La voz de esa mujer es una voz suave, como te hada. Si eres hombre o gustas de las mujeres, esa voz puede llegar a provocarte cierta excitación aunque ya has visto a la mujer y no sea precisamente el tipo de mujer que te gusta. La voz, serena y modulada, te guía a un trance inducido.

Suena un cuenco y la voz te dice que estarás ahí una hora. Te dice que debes relajarte. Apenas te dice eso y tú ya estás embebido en extraños pensamientos. ¿Qué piensas cuando no quieres pensar? Piensas todo.

Ese momento es quizás el momento en el que, al contrario de la instrucción, piensas más. Más y mejor.

La mujer pasa sus manos húmedas por tu espalda. Algo duele ahí, pero te gusta ese dolor.

Luego aprieta el ritmo del masaje y baja a las piernas: las estira, las encoge, las maltrata.

Te pide, con esa voz etérea, que pongas la mente en blanco. Pero tú sabes que poner la mente en blanco es cosa de monjes tibetanos. Es tema de yoguis. Es el punto más álgido del silencio y, por qué no, del supremo egoísmo.

Hay una vida allá afuera. Tu vida.

Tu vida sigue sin ti detrás de esos muros: las deudas, los acreedores, los pagos, el tráfico, los niños.

Estás ahí, simplemente, en pausa. Dejando que una mujer te manosee a su antojo. Y te gusta. Hay algo de masoquismo en el abandono.

Y piensas en random ideas sueltas: la cara de esa persona que te inquieta y no se va. La tonada repetitiva de una canción de Mick Jagger que te sigue desde la mañana.

La mujer sube sus manos de sacerdotisa hacia tu cabeza. Eso te gusta. Te gusta que te toquen el cabello, que de pronto te jalen del cuello un paso antes del estrangulamiento.

Tu cuerpo agradece esas manos, y al final piensas: ¡qué suertudo el hombre que tenga esas manos en casa!

Los cuencos suenan.

Game over.

La mujer se acerca a tu oído y te avisa que todo terminó. Y esa frase es peor que cuando alguien te avisa que ha muerto el cliente de quien esperabas un jugoso anticipo.

Te vistes, las luces se encienden. Vuelves a mirar el rostro de la maga que te ha sabido arrancar de la realidad por unos minutos. La ves bien: su voz no concuerda con esa cara, un tanto agria.

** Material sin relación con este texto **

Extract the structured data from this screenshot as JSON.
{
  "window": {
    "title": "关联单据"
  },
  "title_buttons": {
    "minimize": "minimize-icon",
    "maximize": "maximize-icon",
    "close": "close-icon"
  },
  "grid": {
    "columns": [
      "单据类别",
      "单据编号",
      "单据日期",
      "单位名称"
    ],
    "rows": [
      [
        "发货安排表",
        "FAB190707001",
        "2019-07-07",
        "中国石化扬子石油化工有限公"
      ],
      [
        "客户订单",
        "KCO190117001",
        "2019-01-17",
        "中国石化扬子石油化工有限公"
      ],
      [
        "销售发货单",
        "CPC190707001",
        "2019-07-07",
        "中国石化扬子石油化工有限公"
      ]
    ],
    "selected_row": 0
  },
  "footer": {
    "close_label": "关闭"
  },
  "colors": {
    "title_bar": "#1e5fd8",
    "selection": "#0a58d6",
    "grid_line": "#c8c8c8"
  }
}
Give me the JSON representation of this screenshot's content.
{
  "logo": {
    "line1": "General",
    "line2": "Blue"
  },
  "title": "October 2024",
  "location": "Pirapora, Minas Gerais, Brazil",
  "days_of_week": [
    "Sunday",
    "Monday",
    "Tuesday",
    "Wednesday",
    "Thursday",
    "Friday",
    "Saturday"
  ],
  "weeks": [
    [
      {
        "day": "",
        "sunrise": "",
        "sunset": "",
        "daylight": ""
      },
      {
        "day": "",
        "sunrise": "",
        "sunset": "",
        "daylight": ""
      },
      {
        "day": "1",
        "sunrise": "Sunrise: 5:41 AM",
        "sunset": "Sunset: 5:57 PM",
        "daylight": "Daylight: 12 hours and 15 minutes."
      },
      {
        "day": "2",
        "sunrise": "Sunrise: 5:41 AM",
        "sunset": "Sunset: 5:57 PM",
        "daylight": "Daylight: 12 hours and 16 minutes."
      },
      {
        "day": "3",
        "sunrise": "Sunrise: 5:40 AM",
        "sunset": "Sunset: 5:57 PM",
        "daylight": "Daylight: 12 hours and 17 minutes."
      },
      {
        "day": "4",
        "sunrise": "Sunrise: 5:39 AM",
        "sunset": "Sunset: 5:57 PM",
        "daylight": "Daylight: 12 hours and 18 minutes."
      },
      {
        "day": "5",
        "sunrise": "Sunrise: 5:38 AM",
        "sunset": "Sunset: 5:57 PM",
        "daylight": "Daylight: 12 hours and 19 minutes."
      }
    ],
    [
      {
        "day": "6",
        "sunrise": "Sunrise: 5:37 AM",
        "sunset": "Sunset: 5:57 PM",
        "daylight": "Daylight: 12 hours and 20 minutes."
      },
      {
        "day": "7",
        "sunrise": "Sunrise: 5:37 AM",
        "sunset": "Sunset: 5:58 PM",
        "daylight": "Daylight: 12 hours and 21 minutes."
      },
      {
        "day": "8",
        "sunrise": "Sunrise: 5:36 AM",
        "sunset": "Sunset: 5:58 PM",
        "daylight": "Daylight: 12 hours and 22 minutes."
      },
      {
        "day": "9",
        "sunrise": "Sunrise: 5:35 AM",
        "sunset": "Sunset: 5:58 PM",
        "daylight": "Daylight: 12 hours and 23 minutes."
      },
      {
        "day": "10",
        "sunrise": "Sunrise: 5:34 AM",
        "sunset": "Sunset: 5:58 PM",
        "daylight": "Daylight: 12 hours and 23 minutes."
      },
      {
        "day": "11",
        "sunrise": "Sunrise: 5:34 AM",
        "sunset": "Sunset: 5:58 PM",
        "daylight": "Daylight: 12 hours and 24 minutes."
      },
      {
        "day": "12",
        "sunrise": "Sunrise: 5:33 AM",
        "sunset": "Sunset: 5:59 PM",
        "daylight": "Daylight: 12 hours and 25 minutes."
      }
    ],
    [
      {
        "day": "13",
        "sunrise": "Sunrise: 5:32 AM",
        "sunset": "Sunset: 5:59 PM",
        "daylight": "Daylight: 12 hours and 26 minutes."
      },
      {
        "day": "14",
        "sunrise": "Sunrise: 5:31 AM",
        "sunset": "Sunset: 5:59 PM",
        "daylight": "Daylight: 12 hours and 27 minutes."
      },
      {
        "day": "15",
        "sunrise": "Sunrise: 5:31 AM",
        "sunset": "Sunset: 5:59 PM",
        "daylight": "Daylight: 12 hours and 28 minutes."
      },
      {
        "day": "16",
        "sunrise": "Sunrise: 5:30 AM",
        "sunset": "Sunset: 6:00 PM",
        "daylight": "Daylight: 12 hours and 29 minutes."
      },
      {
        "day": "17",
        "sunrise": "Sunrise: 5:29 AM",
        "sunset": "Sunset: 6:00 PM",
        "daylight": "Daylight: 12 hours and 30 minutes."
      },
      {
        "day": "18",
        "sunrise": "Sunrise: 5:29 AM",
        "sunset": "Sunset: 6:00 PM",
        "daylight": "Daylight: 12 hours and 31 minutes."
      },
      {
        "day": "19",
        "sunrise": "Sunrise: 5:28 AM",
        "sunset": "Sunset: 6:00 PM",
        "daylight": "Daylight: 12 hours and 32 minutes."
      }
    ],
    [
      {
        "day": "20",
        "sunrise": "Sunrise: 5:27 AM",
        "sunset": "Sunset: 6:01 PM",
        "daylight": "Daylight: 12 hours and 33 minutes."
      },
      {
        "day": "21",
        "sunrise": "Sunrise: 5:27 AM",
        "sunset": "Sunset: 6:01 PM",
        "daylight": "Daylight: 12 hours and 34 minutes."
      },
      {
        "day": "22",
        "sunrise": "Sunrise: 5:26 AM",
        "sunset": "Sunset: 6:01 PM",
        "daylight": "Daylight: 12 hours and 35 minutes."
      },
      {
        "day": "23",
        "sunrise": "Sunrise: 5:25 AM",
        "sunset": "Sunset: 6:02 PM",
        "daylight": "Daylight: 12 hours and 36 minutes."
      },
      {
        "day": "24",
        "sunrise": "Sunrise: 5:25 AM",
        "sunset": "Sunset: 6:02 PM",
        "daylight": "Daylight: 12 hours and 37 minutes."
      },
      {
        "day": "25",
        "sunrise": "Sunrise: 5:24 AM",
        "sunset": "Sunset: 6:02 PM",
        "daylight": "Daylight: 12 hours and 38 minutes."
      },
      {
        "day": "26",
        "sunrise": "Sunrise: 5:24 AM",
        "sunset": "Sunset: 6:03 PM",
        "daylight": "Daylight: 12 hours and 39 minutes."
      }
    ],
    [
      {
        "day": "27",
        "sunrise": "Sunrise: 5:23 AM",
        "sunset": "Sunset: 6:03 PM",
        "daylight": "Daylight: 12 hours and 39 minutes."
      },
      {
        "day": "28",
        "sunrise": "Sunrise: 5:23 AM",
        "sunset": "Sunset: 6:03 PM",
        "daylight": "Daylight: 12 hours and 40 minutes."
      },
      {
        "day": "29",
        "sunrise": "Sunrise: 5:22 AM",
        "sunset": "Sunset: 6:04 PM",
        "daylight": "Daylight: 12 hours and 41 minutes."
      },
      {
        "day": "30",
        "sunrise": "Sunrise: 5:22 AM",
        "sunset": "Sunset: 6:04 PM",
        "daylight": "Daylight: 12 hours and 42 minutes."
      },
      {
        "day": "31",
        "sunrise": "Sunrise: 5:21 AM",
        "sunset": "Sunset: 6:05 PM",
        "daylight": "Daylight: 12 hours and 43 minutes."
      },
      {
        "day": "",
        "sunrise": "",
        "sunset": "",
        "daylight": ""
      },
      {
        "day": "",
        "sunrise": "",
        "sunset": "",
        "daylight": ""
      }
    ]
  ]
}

Sales del lugar, y mientras esperas el auto, enciendes tu segundo de cigarro del día y te contestas esa pregunta que dejaste en el aire: “no. Seguramente esa mujer no obra maravillas sobre el cuerpo amado. Y no las obra porque eso que tanto te hizo feliz a ti durante una hora… eso, para ella, es una chamba rutinaria y obligatoria”.

Y el show tiene que continuar.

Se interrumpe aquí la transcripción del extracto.